Other versions[edit]
Johnny Cash recorded the song on his 1975 album John R. Cash. Old-time musician Jimmy Arnold recorded the song on his album Southern Soul, which was composed of songs associated with the Southern side of the Civil War. A fairly large-scale orchestrated version of the song appears on the 1971 concept album California '99 by Jimmie Haskell, with lead vocal by Jimmy Witherspoon. Others to record versions include Don Rich, Steve Young, John Denver, the Allman Brothers Band, Derek Warfield. the Charlie Daniels Band, Big Country, the Dave Brockie Experience, Vikki Carr, Richie Havens, the Black Crowes, Solomon Burke, Earl Thomas Conley, the Jerry Garcia Band, Sophie B. Hawkins, Legion of Mary, and the Zac Brown Band have included it on live albums. In 2008, Johnny Logan covered the song on his album, Irishman in America. Glen Hansard (of the Frames and the Swell Season), accompanied by Lisa Hannigan and John Smith, performed the song in July 2012 for The A.V. Club's A.V. Undercover: Summer Break series.[35]

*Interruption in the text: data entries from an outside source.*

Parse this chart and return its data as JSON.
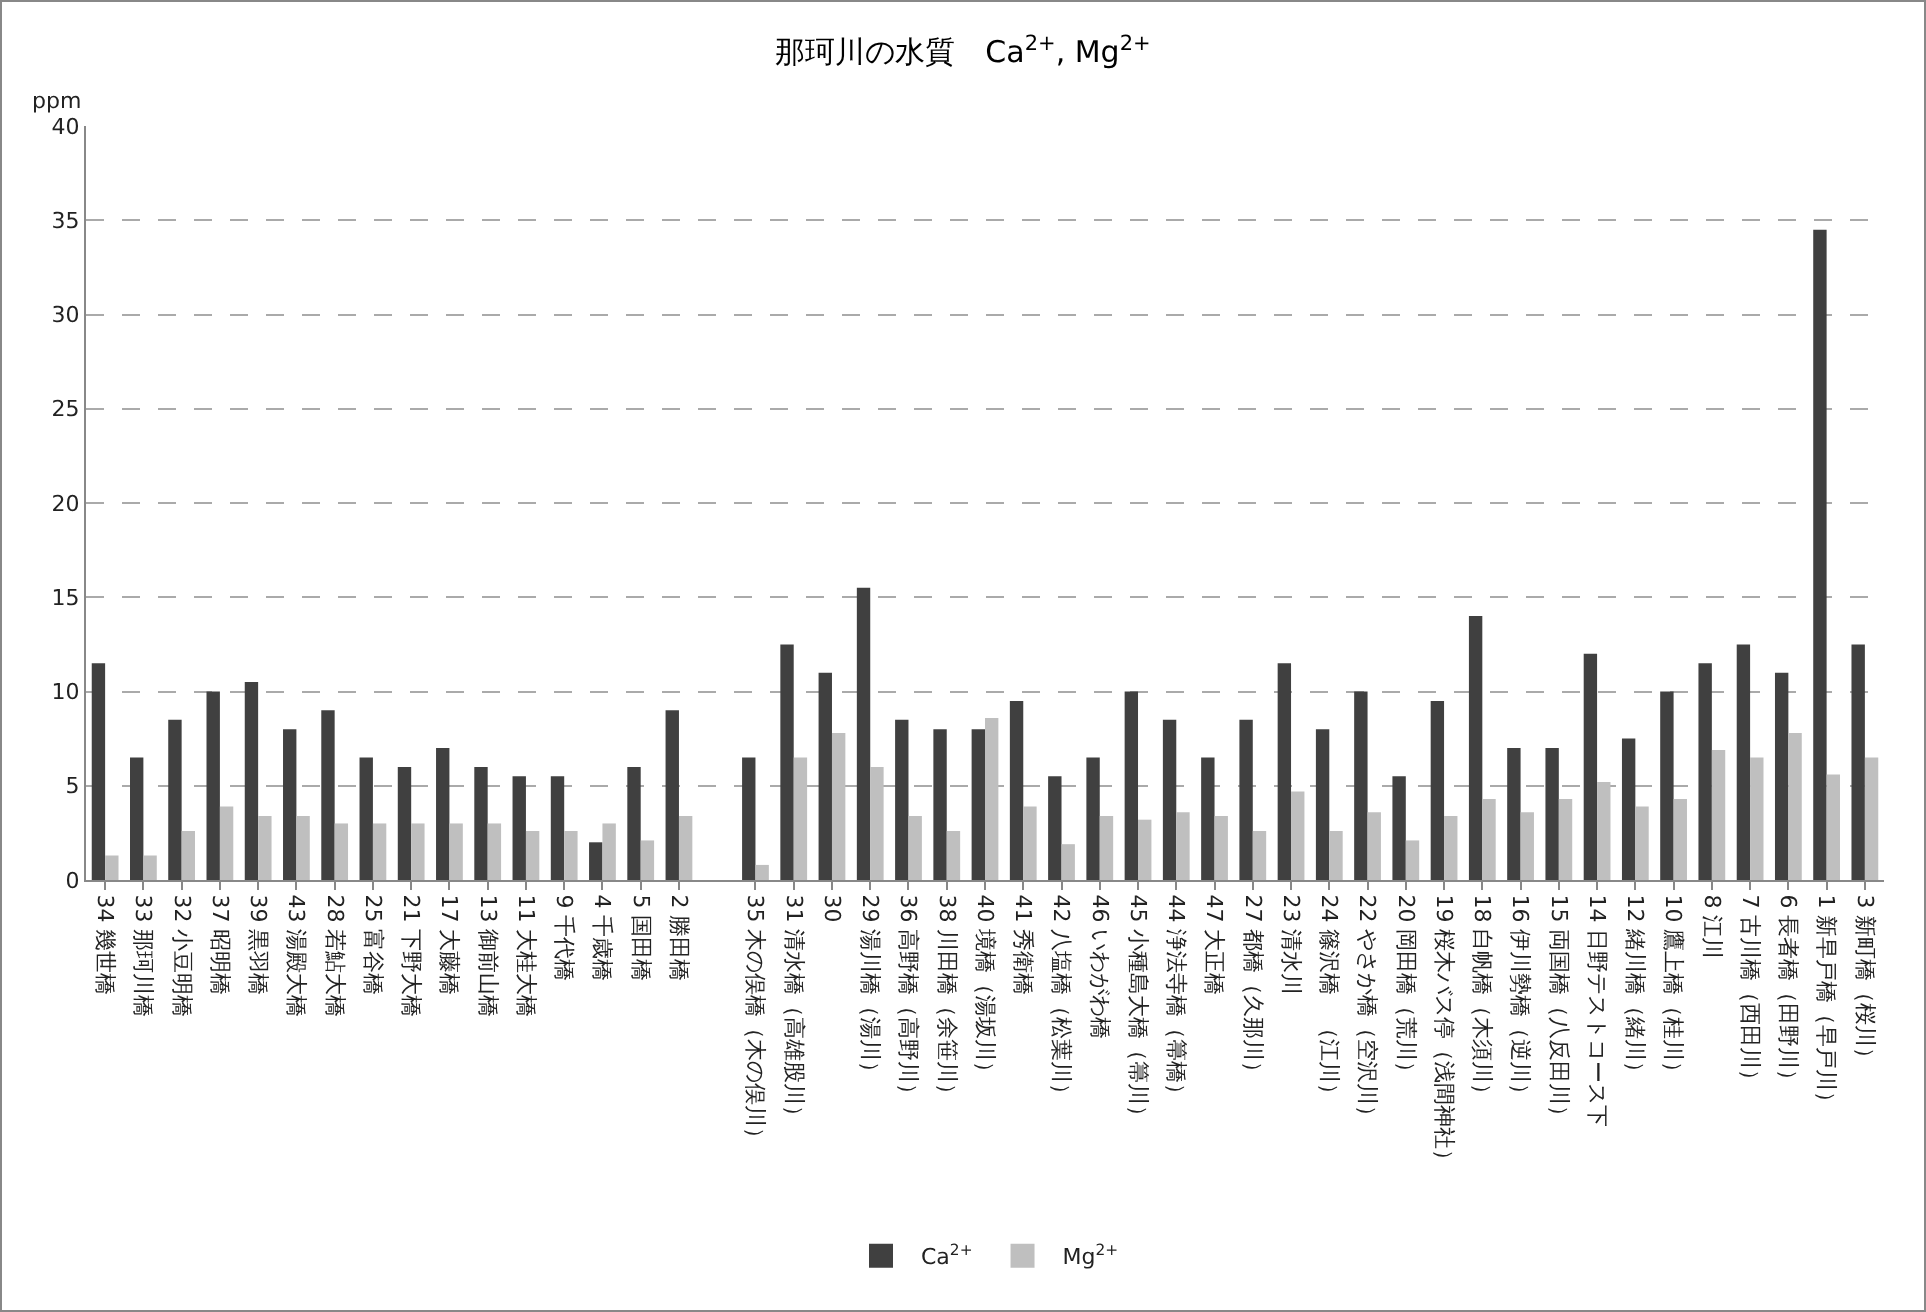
{
  "chart_data": {
    "type": "bar",
    "title": "那珂川の水質　Ca$^{2+}$, Mg$^{2+}$",
    "ylabel": "ppm",
    "categories": [
      "34 幾世橋",
      "33 那珂川橋",
      "32 小豆明橋",
      "37 昭明橋",
      "39 黒羽橋",
      "43 湯殿大橋",
      "28 若鮎大橋",
      "25 富谷橋",
      "21 下野大橋",
      "17 大藤橋",
      "13 御前山橋",
      "11 大桂大橋",
      "9 千代橋",
      "4 千歳橋",
      "5 国田橋",
      "2 勝田橋",
      null,
      "35 木の俣橋（木の俣川）",
      "31 清水橋（高雄股川）",
      "30",
      "29 湯川橋（湯川）",
      "36 高野橋（高野川）",
      "38 川田橋（余笹川）",
      "40 境橋（湯坂川）",
      "41 秀衛橋",
      "42 八塩橋（松葉川）",
      "46 いわがわ橋",
      "45 小種島大橋（箒川）",
      "44 浄法寺橋（箒橋）",
      "47 大正橋",
      "27 都橋（久那川）",
      "23 清水川",
      "24 篠沢橋　（江川）",
      "22 やさか橋（空沢川）",
      "20 岡田橋（荒川）",
      "19 桜木バス停（浅間神社）",
      "18 白帆橋（木須川）",
      "16 伊川勢橋（逆川）",
      "15 両国橋（八反田川）",
      "14 日野テストコース下",
      "12 緒川橋（緒川）",
      "10 鷹上橋（桂川）",
      "8 江川",
      "7 古川橋（西田川）",
      "6 長者橋（田野川）",
      "1 新早戸橋（早戸川）",
      "3 新町橋（桜川）"
    ],
    "series": [
      {
        "name": "Ca$^{2+}$",
        "color": "#404040",
        "values": [
          11.5,
          6.5,
          8.5,
          10,
          10.5,
          8,
          9,
          6.5,
          6,
          7,
          6,
          5.5,
          5.5,
          2,
          6,
          9,
          null,
          6.5,
          12.5,
          11,
          15.5,
          8.5,
          8,
          8,
          9.5,
          5.5,
          6.5,
          10,
          8.5,
          6.5,
          8.5,
          11.5,
          8,
          10,
          5.5,
          9.5,
          14,
          7,
          7,
          12,
          7.5,
          10,
          11.5,
          12.5,
          11,
          34.5,
          12.5
        ]
      },
      {
        "name": "Mg$^{2+}$",
        "color": "#bfbfbf",
        "values": [
          1.3,
          1.3,
          2.6,
          3.9,
          3.4,
          3.4,
          3,
          3,
          3,
          3,
          3,
          2.6,
          2.6,
          3,
          2.1,
          3.4,
          null,
          0.8,
          6.5,
          7.8,
          6,
          3.4,
          2.6,
          8.6,
          3.9,
          1.9,
          3.4,
          3.2,
          3.6,
          3.4,
          2.6,
          4.7,
          2.6,
          3.6,
          2.1,
          3.4,
          4.3,
          3.6,
          4.3,
          5.2,
          3.9,
          4.3,
          6.9,
          6.5,
          7.8,
          5.6,
          6.5
        ]
      }
    ],
    "ylim": [
      0,
      40
    ],
    "yticks": [
      0,
      5,
      10,
      15,
      20,
      25,
      30,
      35,
      40
    ],
    "grid": "y",
    "legend": "bottom"
  }
}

The 1972 song "Am Tag als Conny Kramer starb" ("On the Day That Conny Kramer Died"), which uses the tune of the song, was a number-one hit in West Germany for singer Juliane Werding. The lyrics are about a young man dying because of his drug addiction. In 1986, the German band Die Goldenen Zitronen made a parody version of this song with the title "Am Tag als Thomas Anders starb" ("On the Day That Thomas Anders Died").
Samples from the song can be found in the 2006 song "Stopping All Stations" released by Australian hip-hop group Hilltop Hoods, played at a higher pitch and at an increased speed. The song follows a fictional storyline of three separate events, written by MC Pressure and influenced by a "series of robbings, stabbings and bashings of senior citizens" across the various Adelaide Metro train-lines in South Australia.[36] In 2007, Hilltop Hoods released "Stopping All Stations Restrung" featuring the Adelaide Symphony Orchestra.